The most rewarding aspect of this process was learning from the other skilled puppeteers, something that I had not encountered before. I learnt that puppeteering isn’t about manipulating and making a puppet do something, but seeing yourself as an outside energy who just supports the puppet in what it wants to do. So although I was not involved in devising the show, I was given the chance to really explore puppetry and pinning down my skills in portraying realistic characters.

(L-R) Julia Briginshaw, Sara Kirkpatrick & Joni-Rae Carrack
Puppeteering Sylvia during the final scene
Photo by Tratincica Tinka Slavicek

I felt that there was a huge responsibility to communicate the messages of the show. It was important to get the autobiographical facts right and as truthful as possible and to show how children caught in this industry need to be heard to let them have a chance of escape.
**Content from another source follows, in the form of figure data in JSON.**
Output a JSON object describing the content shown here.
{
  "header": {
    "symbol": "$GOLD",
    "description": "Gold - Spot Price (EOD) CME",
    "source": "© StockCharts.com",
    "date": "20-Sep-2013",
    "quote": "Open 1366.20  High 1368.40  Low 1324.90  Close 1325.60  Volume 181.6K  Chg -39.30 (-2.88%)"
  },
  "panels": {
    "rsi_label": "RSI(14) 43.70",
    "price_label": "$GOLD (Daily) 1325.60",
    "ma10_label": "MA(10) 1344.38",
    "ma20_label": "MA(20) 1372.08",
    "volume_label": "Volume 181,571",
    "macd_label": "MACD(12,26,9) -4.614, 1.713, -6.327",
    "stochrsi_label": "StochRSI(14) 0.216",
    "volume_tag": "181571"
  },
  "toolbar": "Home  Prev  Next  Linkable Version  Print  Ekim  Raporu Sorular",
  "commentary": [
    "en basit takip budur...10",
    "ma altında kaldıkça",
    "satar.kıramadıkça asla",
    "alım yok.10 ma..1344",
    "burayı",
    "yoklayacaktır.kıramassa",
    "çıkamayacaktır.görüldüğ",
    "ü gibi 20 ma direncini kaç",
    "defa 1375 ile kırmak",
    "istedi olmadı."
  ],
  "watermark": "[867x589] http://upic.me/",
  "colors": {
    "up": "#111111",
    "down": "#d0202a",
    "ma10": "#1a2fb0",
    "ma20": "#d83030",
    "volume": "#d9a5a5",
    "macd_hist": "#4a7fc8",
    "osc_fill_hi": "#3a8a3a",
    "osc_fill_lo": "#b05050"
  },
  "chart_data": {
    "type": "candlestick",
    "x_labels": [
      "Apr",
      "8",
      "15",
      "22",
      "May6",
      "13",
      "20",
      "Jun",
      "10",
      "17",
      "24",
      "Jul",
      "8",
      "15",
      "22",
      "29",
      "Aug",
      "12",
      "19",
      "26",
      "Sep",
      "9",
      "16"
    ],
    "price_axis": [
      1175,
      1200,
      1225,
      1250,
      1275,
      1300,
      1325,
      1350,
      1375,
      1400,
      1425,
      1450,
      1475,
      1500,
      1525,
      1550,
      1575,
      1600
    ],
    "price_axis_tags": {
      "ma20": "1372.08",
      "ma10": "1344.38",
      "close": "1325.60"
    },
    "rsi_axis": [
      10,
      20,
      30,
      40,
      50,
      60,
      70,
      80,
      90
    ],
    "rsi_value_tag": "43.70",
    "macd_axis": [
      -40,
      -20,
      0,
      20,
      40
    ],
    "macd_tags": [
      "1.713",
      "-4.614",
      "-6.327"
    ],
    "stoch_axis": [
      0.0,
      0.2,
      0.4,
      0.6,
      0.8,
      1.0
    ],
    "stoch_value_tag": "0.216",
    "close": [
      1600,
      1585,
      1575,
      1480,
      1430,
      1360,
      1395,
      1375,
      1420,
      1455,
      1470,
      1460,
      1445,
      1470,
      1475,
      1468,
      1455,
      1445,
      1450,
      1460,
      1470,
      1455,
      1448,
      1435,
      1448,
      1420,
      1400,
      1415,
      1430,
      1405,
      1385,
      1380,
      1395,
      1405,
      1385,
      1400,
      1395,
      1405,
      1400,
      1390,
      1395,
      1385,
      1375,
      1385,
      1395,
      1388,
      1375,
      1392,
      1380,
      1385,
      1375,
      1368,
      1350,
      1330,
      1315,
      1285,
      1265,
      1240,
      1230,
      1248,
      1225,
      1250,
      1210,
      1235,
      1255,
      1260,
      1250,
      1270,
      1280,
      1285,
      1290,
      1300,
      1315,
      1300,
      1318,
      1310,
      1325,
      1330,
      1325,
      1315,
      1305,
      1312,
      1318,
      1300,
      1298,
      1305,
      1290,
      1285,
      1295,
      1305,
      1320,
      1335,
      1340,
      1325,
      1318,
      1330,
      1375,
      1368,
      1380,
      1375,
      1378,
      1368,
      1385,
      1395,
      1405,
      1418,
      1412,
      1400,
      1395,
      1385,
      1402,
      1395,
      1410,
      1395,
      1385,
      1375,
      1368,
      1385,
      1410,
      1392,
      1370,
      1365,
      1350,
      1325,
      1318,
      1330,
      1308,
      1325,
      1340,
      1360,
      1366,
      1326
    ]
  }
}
This was my first professional production as well as my first puppetry performance outside of University. I received some fantastic feedback. I was told I have been the best puppeteer of Martin, which was especially impressive due to my age (being ten years younger than most of the cast) and relatively inexperience. I gained a lot of confidence in my work and it confirmed my ability and passion for puppetry.

This piece has also influenced my own approach to work and what work I want to explore. It has shown me the power of puppetry, its relevance in theatre, its potential for adult audiences and its potential to be used to tackle social issues.